Também será necessário verificar se o município estabelece idade máxima, cor, identificação visual, espaço interno, capacidade do porta-malas ou outras características obrigatórias para o veículo.

Quando o dinheiro estará disponível?

A lei entrou em vigor em 14 de setembro, mas a oferta concreta depende da publicação das regras complementares e da adesão das instituições financeiras.

O Conselho Monetário Nacional definirá encargos, prazos e demais condições. Os ministérios da Fazenda e do Desenvolvimento estabelecerão os critérios de elegibilidade, os limites das linhas, os veículos financiáveis e as exigências para plataformas e beneficiários.

Até que essas informações sejam publicadas, não é possível afirmar que todos os bancos oferecerão imediatamente o financiamento nem antecipar a taxa que será aplicada a cada motorista.

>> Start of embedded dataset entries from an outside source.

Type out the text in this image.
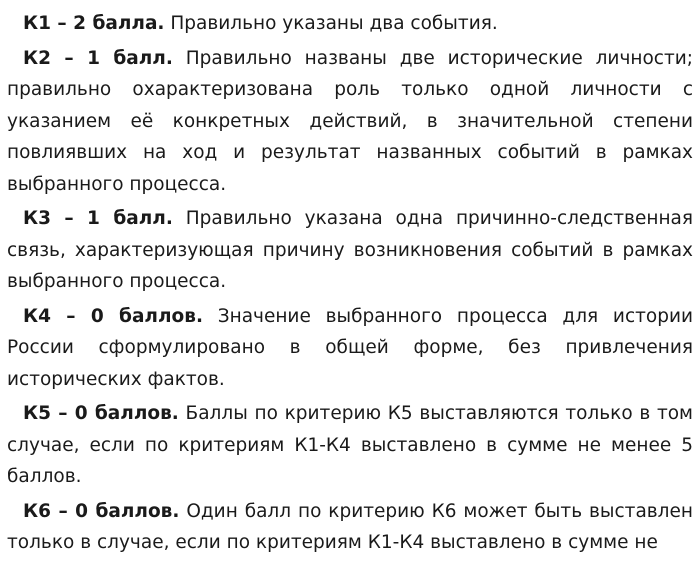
К1 – 2 балла. Правильно указаны два события.

К2 – 1 балл. Правильно названы две исторические личности; правильно охарактеризована роль только одной личности с указанием её конкретных действий, в значительной степени повлиявших на ход и результат названных событий в рамках выбранного процесса.

К3 – 1 балл. Правильно указана одна причинно-следственная связь, характеризующая причину возникновения событий в рамках выбранного процесса.

К4 – 0 баллов. Значение выбранного процесса для истории России сформулировано в общей форме, без привлечения исторических фактов.

К5 – 0 баллов. Баллы по критерию К5 выставляются только в том случае, если по критериям К1-К4 выставлено в сумме не менее 5 баллов.

К6 – 0 баллов. Один балл по критерию К6 может быть выставлен только в случае, если по критериям К1-К4 выставлено в сумме не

A íntegra da Lei nº 15.503/2026 pode ser consultada no portal da Câmara. A Agência Câmara também publicou um resumo das principais regras.

Perguntas e respostas

O financiamento está disponível?

A lei já está em vigor, mas a disponibilidade dependerá da regulamentação e da abertura das linhas pelos bancos habilitados.

Carro usado poderá ser financiado?

A linha de até R$ 30 bilhões prevista na lei é destinada a veículos novos.

Todo taxista terá direito ao crédito?

Não. O interessado deverá atender aos critérios de elegibilidade e passar pela análise da instituição financeira.

Cooperativas poderão participar?

Sim. Cooperativas permissionárias ou concessionárias do serviço de táxi foram expressamente incluídas. O limite será de um veículo por cooperado.

Será possível financiar mais de um automóvel?

Não pela mesma linha. A lei limita o acesso a um veículo por motorista ou por cooperado.

A lei estabelece a taxa de juros?

Não. Juros, prazos, carência e outras condições serão definidos pelo Conselho Monetário Nacional e pelos agentes financeiros.

O fundo garantidor elimina a dívida?

Não. A garantia reduz o risco do banco, mas o motorista continua responsável pelo pagamento.

Adaptações de acessibilidade poderão ser financiadas?

Sim. A linha poderá incluir adaptações para motoristas com deficiência e para táxis destinados ao transporte de passageiros em cadeiras de rodas.